Haggarty underlined that SMEs would be key players in helping Egypt’s market move forward in this murky economic period.

SMEs, which are seen as vital catalysts in growing economies, have often faced obstacles when acquiring business licenses or maintaining their financing, as well as legal issues in Egypt.

According to Haggarty, SMEs often account for 80-90 percent of employment in almost every economy.

“This [SMES] is a huge sector in Egypt, and are highly varied. There are very dynamic SMEs which are investing and can grow,” he added.

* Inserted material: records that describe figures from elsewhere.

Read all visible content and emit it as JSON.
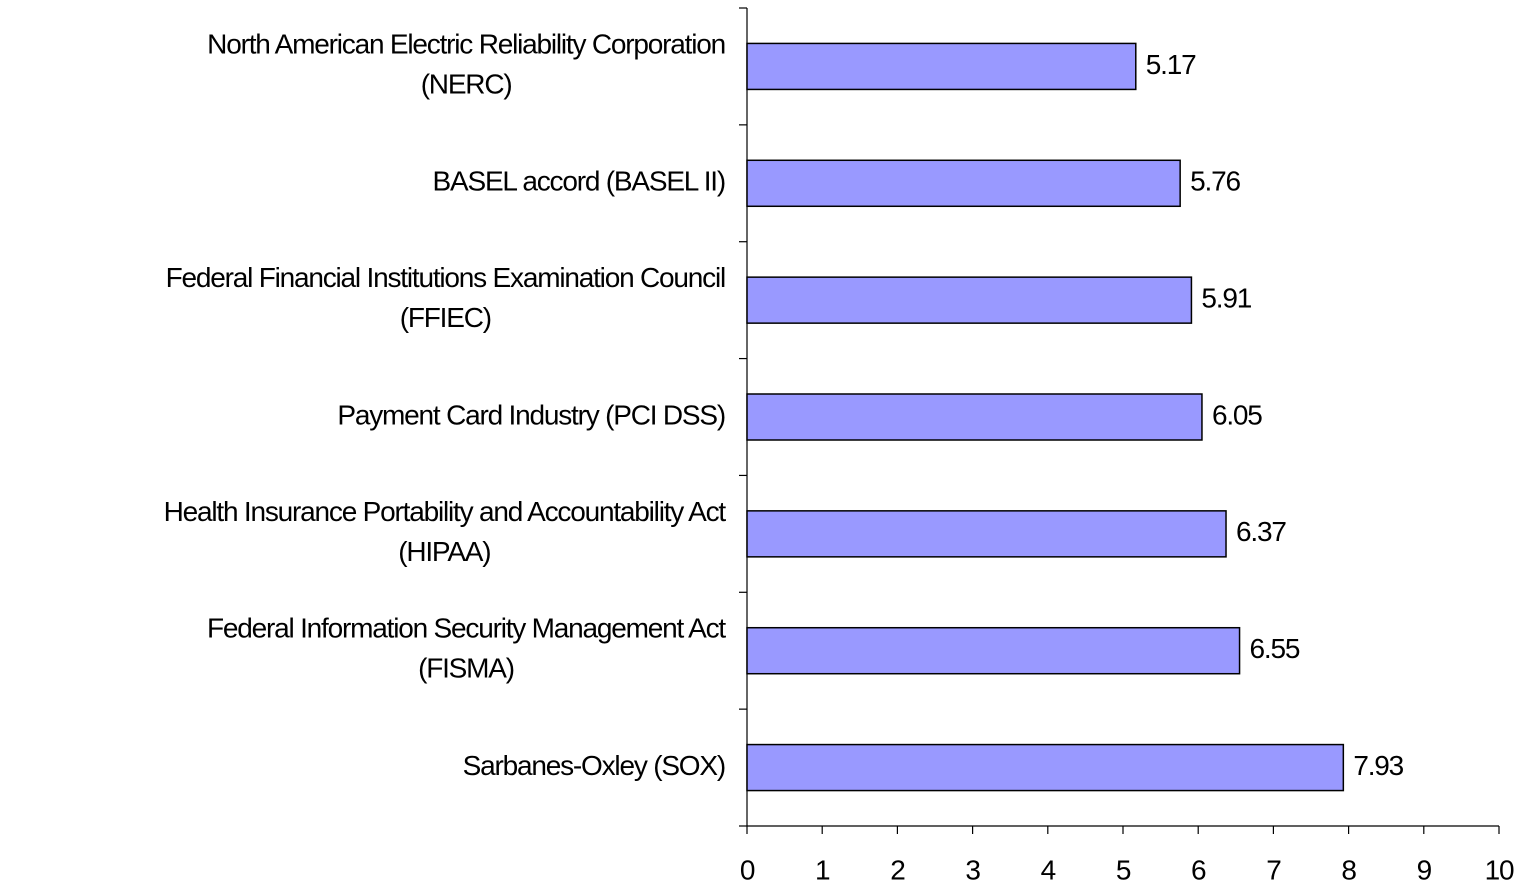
{
  "chart_data": {
    "type": "bar",
    "orientation": "horizontal",
    "categories": [
      "North American Electric Reliability Corporation (NERC)",
      "BASEL accord (BASEL II)",
      "Federal Financial Institutions Examination Council (FFIEC)",
      "Payment Card Industry (PCI DSS)",
      "Health Insurance Portability and Accountability Act (HIPAA)",
      "Federal Information Security Management Act (FISMA)",
      "Sarbanes-Oxley (SOX)"
    ],
    "values": [
      5.17,
      5.76,
      5.91,
      6.05,
      6.37,
      6.55,
      7.93
    ],
    "color": "#9999ff",
    "xlim": [
      0,
      10
    ],
    "xticks": [
      0,
      1,
      2,
      3,
      4,
      5,
      6,
      7,
      8,
      9,
      10
    ]
  }
}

“One of the things that you’d want to do is increase opportunities in this sector, whether its for current people to expand, or from my point of view, what’s more important is allowing more people to come in.”

The IFC and SECO will also be committed to helping companies resolve their legal issues by going as far as training judges on how to quickly and efficiently deal with cases.

“Commercial disputes take about 1,000 days to get resolved,” said Haggarty.

“One of the things that we are trying to promote is mediation, where two of the parties get together with a private mediator to help them avoid going to court; we also want to be helping train judges, to show them that disputes can be easily solved.”

Haggerty also pointed out that often times it takes SMEs a couple tries before they succeed and this is normal.

“Big growth in jobs comes from small firms that are coming rapidly,” he said. “Those are dynamic firms that have good ideas and can grow rapidly; to be able to have access to finance or licensing is what they need.”

If a business happens to fail, he continued, the program would help them with the aftermath.

“Even if a firm is going under, we have to have a way to resolve the outstanding debts to recycle those assets back into the economy.”